Part one in a series on how people with neurologic disorders open and utilize new channels of expression
I've decided that all older men with gray beards must look
alike, because each week I am mistaken for someone else. But, if I were to shave my beard - which I have worn for over 40 years - I believe that my friends
and colleagues would fail to recognize me. I would be a different person to them because of this small, physical change.
If such a small change affects the way people see me, then the larger mental changes that Alzheimer's patients experience must truly and deeply change the way their loved ones see them. Dr. Daniel Potts, a neurologist at the University of Alabama, has begun studying the concept of "saving face" and preserving the "person" in people with dementia.
Dr. Potts' father, Lester Potts, became an acclaimed watercolor artist after his Alzheimer's diagnosis. He had lost his verbal abilities but could express his feelings through his art. This bolstered his retention of self-worth and dignity. His paintbrush let him bypass the part of his brain that Alzheimer's blocked, and communicate in a new way.
But before we find out more about art and Alzheimer's patients, let's go back to the "face" part of saving face for just a moment.
You are always at least a little surprised that, in reality, they have aged. You might recoil at the thought that they must be thinking the exact same thing.
How is it that most of us instantly recognize someone before they utter a sound? How can we can pick a certain individual out of a large group photo? Large portions of our brain are dedicated to facial recognition and interpretation. What we see may trigger whole sets of emotions, memories, feelings, sounds and even smells. A picture of my grandfather triggers the wonderful aroma of his ever present half-chewed-half-smoked cigar. I can't help but smile when I see his face.
We automatically interpret others' facial expressions, but as people age or develop neurologic disorders like Alzheimer's or Parkinson's disease, they lose
their familiar range of facial expression. We look at or talk to our loved one and we no longer see what we saw before. People with Alzheimer's disease not
only lose verbal abilities, but also lose the ability to truly express their thoughts and emotions with their faces. In turn, we lose the ability interact
with them the way we did in the past.
So, how can we learn what lies behind their eyes? Has the light gone out? Dr. Potts insists, emphatically, "No." He says, "We have to assure ourselves that our loved one is still with us, even though they don't always act like themselves. We do this by meeting them in their present-day world. We have to be open to their new ways of communicating, and help them find novel avenues for this expression."
We tend to preserve a mental image of the person as they were prior to their illness, the way we've known them our whole lives. Think about when you reunite with someone you haven't seen in 20 years. Before you meet with them, you have an image of them from 20 years ago frozen in your memory. You are always at least a little surprised that, in reality, they have aged. You might recoil at the thought that they must be thinking the exact same thing. As our parents age, we continue to see them as the people that we love and in the roles that they played in our lives in the past -- strong, supportive, and knowledgeable.
On top of these innate feelings, we ground so much of our adult identity in our vocational accomplishments that without them, many of us lose all personal identity. Of course, we don't want to be known only for our prior achievements. We want to be respected and admired for who we are now and what we contribute to our friends, families, and society. Those with Alzheimer's are no different.

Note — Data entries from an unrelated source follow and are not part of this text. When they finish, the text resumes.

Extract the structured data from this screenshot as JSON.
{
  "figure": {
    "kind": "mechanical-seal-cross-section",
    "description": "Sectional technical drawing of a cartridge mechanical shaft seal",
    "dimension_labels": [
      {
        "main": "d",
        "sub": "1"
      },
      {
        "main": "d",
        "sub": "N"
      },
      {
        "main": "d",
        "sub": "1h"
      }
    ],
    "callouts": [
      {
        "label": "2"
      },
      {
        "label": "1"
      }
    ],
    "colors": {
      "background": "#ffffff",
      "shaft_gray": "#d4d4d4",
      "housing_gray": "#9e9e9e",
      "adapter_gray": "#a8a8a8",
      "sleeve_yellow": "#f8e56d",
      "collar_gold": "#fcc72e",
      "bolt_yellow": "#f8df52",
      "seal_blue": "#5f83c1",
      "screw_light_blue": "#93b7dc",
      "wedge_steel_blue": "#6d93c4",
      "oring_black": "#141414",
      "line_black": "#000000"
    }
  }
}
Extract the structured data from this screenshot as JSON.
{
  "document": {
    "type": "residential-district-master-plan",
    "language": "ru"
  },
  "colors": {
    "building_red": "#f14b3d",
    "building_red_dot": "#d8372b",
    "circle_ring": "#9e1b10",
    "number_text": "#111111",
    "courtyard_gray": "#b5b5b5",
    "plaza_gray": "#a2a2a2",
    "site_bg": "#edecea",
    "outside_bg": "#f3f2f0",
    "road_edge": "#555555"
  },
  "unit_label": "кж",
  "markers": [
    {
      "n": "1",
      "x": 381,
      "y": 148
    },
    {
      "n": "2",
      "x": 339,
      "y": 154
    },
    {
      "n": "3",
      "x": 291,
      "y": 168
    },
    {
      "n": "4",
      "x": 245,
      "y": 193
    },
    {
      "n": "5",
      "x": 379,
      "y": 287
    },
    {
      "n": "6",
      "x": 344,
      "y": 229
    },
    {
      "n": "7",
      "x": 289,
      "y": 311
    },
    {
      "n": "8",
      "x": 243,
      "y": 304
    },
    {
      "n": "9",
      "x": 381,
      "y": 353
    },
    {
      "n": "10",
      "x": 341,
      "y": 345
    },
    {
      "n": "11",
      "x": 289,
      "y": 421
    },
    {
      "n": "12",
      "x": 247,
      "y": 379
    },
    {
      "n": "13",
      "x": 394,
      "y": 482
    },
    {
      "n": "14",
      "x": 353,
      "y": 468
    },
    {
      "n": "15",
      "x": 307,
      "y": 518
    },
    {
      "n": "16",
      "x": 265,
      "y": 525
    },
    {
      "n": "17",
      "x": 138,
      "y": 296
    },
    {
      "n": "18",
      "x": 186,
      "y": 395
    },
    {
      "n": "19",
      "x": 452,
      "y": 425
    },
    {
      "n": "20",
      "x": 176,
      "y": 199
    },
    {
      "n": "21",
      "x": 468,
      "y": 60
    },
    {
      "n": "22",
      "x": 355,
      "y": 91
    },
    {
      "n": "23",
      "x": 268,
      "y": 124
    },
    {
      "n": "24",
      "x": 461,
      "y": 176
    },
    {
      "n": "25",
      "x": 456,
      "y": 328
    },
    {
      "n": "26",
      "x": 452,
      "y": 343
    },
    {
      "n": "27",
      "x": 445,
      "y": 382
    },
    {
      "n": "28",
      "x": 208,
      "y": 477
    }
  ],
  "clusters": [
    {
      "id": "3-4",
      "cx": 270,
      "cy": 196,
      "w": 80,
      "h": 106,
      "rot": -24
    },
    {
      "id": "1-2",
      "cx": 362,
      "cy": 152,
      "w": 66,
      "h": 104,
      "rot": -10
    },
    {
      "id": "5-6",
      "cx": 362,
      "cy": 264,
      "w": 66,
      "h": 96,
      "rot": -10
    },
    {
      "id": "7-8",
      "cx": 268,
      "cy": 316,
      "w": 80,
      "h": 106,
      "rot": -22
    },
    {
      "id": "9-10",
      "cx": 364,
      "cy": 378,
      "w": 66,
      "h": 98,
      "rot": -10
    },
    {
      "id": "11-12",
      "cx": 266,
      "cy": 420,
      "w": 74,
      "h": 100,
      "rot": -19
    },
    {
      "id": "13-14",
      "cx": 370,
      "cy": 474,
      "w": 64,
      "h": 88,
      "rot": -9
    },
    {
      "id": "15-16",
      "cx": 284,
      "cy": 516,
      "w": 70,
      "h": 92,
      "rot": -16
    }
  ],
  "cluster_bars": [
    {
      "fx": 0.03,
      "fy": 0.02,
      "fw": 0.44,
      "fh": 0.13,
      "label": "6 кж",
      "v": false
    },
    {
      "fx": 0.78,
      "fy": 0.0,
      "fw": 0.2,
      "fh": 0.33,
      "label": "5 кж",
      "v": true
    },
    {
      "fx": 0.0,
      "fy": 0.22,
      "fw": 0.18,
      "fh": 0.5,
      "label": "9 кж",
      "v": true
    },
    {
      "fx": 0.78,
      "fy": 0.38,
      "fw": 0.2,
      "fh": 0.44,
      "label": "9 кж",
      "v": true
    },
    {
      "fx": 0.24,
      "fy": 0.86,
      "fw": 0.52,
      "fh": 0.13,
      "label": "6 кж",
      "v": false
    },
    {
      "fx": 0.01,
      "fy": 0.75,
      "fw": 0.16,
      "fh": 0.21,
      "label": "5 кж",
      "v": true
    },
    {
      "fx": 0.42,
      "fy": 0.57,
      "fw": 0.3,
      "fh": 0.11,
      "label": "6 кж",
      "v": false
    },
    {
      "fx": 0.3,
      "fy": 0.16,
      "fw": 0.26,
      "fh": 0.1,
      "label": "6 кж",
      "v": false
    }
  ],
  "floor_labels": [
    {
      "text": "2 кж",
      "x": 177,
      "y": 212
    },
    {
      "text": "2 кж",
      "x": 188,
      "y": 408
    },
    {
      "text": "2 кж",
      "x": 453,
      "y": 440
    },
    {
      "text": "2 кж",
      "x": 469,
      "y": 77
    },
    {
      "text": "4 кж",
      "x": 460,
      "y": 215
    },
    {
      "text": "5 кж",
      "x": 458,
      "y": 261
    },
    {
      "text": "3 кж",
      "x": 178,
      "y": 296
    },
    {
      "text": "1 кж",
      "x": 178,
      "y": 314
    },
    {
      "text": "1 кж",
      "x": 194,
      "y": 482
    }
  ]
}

Dr. Potts insists that when illness strikes we must validate the person in the present and "learn to love and appreciate who they are in their now." The person with Alzheimer's disease will not return to who they were so we must meet them and accept them in their new role. Dr. Potts tells family members and health care professional that they must:
- Discover who the people were by taking the time to learn their story.
- Appreciate who they are now and see them as more than their illness.
- Demonstrate for them their current worth.
- Help them preserve their personhood and dignity.
- Find channels for expression that bypass those blocked by their disease.
- Help them "save face."
We must develop new "languages" to help those with cognitive disorders communicate with us, for they still have much to say. Dr. Potts asserts that people with Alzheimer's disease are still "rich" with thoughts and ideas, but need new channels to express those thoughts and ideas. His father used water colors while others have used music, poetry or dance. Rather than park them in front of a television, we must explore alternative channels of communication that bypass the blocked channels in their brain. Dr. Potts tell us that we must provide the tools that provide an environment that focuses on the person, not the disease, and offer a variety of opportunities for expression that bypass the person's disability.
When faced with a person with a spinal cord injury or amputation, their doctor or therapist focuses on their strengths and builds upon their "abilities." Unfortunately, in progressive neurologic disorders, like Alzheimer's disease, we are more likely to focus on the eventual outcome of the disease and not on the person's reservoir of abilities. Dr. Potts tells us that we must recognize "that personhood still exists, even in the presence of Alzheimer's disease and assist the person in saving face."